We thank Treasury for the opportunity to discuss the consultation at the TPB Forum on 6 December. This submission provides further details of the Joint Bodies’ response to the changes proposed in the ED.
The complexity and scope of Australia’s tax and superannuation system means that almost all Australian businesses and almost two-thirds of individuals use a tax practitioner to help them with their tax affairs. As at 30 June 2022, there were 45,333 tax agents and 17,007 BAS agents. Many of these agents employ others. Collectively, they employ tens of thousands more people, to provide tax advice, as well as prepare and lodge the millions of returns and forms required by the ATO each year.

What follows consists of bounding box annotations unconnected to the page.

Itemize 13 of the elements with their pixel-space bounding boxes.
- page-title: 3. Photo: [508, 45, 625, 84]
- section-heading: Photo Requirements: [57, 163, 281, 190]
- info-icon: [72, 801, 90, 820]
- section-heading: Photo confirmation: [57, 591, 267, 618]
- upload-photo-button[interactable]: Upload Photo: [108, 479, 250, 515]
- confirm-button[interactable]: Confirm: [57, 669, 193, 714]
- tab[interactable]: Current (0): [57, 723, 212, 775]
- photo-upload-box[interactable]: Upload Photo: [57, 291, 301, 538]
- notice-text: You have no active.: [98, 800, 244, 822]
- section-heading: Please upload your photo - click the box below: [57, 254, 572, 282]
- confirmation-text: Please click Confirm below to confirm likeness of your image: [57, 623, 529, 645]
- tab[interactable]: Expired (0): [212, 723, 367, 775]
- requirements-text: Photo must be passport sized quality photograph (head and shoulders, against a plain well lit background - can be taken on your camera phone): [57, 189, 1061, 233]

The size and importance of the tax profession means that changes to the regulatory framework need to be properly considered and carefully implemented. The Joint Bodies support the progression of the recommendations arising from the Review of the Tax Practitioners Board (the Review) in 2019. and acknowledge the refinement of proposals since the publication of the Government response to the Review recommendations.
We welcome the introduction of the prohibition scheme for disqualified entities but hold concerns about certain aspects especially the notification scheme for practitioners. We reiterate our objections to the Minister having the power to elaborate or supplement the Code of Professional Conduct (the Code) as well as our objection to the inclusion of the concept of “tax system integrity” in the Object of the Tax Agent Services Act 2009 (TASA). As the proposed change to the renewal process will still allow the Board to grant renewal terms of longer than one year, we recommend a staged implementation supported by new systems that minimise the disruption and reduce the burden on practitioners. We support the establishment of the TPB Special Account on the condition that there will be no increase in TPB fees.